Book Review: The Lost Prince by Julie Kagawa

The Lost Prince by Julie KagawaImage

Published: October 23rd 2012 by Harlequin Teen

Reviewed by: Jessica Godinez

Don’t look at Them. Never let Them know you can see Them.”

Readers can once again dive into the world of Faery in Julie Kagawa’s latest book, The Lost Prince,  which is an exciting, new companion series to Kagawa’s Iron Fey series.  The Lost Prince is a book that can stand on its own but I HIGHLY recommended reading the Iron Fey series first. After all where can one go wrong with a book when you’ve got fighting, faeries,  Robin Goodfellow, and where for once the characters wish that  “real faery tales, not Disney fairy tales – would have a happy ending.”(The Iron Daughter)
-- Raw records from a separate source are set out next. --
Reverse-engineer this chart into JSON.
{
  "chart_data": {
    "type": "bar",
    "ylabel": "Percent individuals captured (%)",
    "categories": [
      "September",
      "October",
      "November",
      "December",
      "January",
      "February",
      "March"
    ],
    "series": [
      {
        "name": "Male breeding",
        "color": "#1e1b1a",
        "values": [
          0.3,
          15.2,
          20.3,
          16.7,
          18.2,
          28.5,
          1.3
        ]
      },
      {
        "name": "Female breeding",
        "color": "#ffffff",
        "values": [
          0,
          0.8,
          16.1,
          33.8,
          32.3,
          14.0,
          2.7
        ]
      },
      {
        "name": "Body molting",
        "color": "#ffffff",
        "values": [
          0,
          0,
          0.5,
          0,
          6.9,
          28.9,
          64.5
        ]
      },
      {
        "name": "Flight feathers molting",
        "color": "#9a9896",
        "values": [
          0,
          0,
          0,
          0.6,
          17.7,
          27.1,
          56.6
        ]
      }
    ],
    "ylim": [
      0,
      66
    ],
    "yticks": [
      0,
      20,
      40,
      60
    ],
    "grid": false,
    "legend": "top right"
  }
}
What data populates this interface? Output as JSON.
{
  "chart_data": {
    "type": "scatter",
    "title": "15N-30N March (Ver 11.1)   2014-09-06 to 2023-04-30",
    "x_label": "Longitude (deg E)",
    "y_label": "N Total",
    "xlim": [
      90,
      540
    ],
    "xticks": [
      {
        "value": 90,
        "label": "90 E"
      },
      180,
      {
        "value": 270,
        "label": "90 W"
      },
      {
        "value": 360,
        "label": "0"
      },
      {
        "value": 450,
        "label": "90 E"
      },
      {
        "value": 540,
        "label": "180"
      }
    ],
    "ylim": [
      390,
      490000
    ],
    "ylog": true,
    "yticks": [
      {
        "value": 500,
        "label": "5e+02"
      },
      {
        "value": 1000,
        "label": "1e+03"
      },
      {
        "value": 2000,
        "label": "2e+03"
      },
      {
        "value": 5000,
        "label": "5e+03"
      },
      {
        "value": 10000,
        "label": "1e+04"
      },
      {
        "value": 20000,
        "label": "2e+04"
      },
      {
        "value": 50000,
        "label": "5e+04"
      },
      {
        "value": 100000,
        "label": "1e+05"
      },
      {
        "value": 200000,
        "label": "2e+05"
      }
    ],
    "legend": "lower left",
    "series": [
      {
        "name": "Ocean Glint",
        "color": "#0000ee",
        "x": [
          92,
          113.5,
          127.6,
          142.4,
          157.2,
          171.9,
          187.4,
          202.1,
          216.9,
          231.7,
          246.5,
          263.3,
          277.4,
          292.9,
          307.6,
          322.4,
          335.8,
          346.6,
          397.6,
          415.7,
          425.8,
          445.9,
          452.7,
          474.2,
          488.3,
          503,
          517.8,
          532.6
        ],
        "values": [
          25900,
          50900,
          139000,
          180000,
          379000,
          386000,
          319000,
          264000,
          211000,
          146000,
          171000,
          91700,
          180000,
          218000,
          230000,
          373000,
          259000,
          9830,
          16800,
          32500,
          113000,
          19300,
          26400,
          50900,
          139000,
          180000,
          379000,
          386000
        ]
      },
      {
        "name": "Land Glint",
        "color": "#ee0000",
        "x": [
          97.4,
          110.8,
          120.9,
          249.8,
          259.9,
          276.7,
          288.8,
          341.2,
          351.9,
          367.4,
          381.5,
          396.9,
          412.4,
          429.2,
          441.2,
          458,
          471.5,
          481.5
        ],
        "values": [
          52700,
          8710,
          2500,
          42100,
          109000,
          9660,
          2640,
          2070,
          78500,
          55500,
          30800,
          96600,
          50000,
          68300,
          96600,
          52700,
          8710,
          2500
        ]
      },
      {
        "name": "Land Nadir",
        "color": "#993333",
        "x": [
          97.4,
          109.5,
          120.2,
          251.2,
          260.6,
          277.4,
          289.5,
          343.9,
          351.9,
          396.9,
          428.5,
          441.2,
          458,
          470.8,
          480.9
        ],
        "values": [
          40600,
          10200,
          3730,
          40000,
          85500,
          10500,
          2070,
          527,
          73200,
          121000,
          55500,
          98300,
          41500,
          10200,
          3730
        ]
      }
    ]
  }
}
Now many of you have been closely following these amazing books, which takes you into the world of the fey, but did anyone think we’d actually see little Ethan again? The boy who started this wonderful adventure now has his own story.  The Lost Prince focuses on Ethan and his struggle to remain unnoticed by all those  meddlesome faeries. For a boy who tries to keep his head down he sure does have a way of getting noticed. Not only does Ethan manage to attract a half-phouka and a group of ghost-like figures, he’s the only boy who can capture the attention of the popular girl in school, Kenzie. And Kenzie doesn’t let Ethan get away with his moodiness, but instead calls him on his act: “Tough guy, if brooding was a sport, you’d have gold medals with scowling faces lining the walls of your room.”  Though he is a cynical and brooding teenager, Ethan fails to keep the others at bay and so we find Ethan on a new adventure into Faerie that he is unlikely to forget.  The only way to help Ethan’s “friend” is for Ethan and Kenzie to enter into the world Ethan despises to see his sister Meghan, the Iron Queen.

I had my doubts that this book could as great as its predecessors, and I am happy to report that it does an amazing job of exceeding my expectations. Of course, I would have been disappointed if it wasn’t for the appearances of Puck, Meghan, and Ash in this book. And for those of you wondering, I am happy to report that Grimalkin is back and as annoying as ever. I enjoyed that Kagawa took the time to develop her new characters and make it impossible for us to not fall in love with each and every one of them. She truly weaves a world in which you’re all too willing to fall in. Her writing style and plot development will have you wishing you could taste a bite of faerie food, ensuring that you’ll stay there forever. Not only does she maintain the feel and atmosphere of her previous novels, but her creation of a new breed of faeries will have you wishing that you only had the Unseelie court to be afraid of. Did I mention she’s absolutely hilarious? This book’s witticism will have you clamoring to get your hands on every book Kagawa has written.

What better way to describe how you will feel after this novel than a quote from a talking cat, “I would not worry about that, mortal. No one ever leaves the Nevernever completely sane.” Grimalkin definitely has a way with words and knows exactly how to describe the ending of this novel. There is no better way to spend a day than absorbed in a book about faeries, even if the faeries are not always the good kind. With that, I encourage you to go pick up a book from this series and let the world of Faerie excite you. Just be careful to not to say thank you to any of the fair folk and don’t you dare make a trade.

ImageAuthor Bio: Julie Kagawa provided by

Julie Kagawa was born in Sacramento, California. But nothing exciting really happened to her there. So, at the age of nine she and her family moved to Hawaii, which she soon discovered was inhabited by large carnivorous insects, colonies of house geckos and frequent hurricanes. She spent much of her time in the ocean, when she wasn’t getting chased out of it by reef sharks, jellyfish and the odd eel.

To pay the rent, Julie worked in different bookstores over the years, but discovered the managers frowned upon her reading the books she was supposed to be shelving. So she turned to her other passion: training animals. She worked as a professional dog trainer for several years, dodging Chihuahua bites and overly enthusiastic Labradors, until her first book sold and she stopped training to write full-time.

Julie now lives in Louisville, Kentucky, where the frequency of shark attacks are at an all-time low. She lives with her husband, two obnoxious cats, one Australian shepherd who is too smart for his own good and the latest addition, a hyperactive papillon.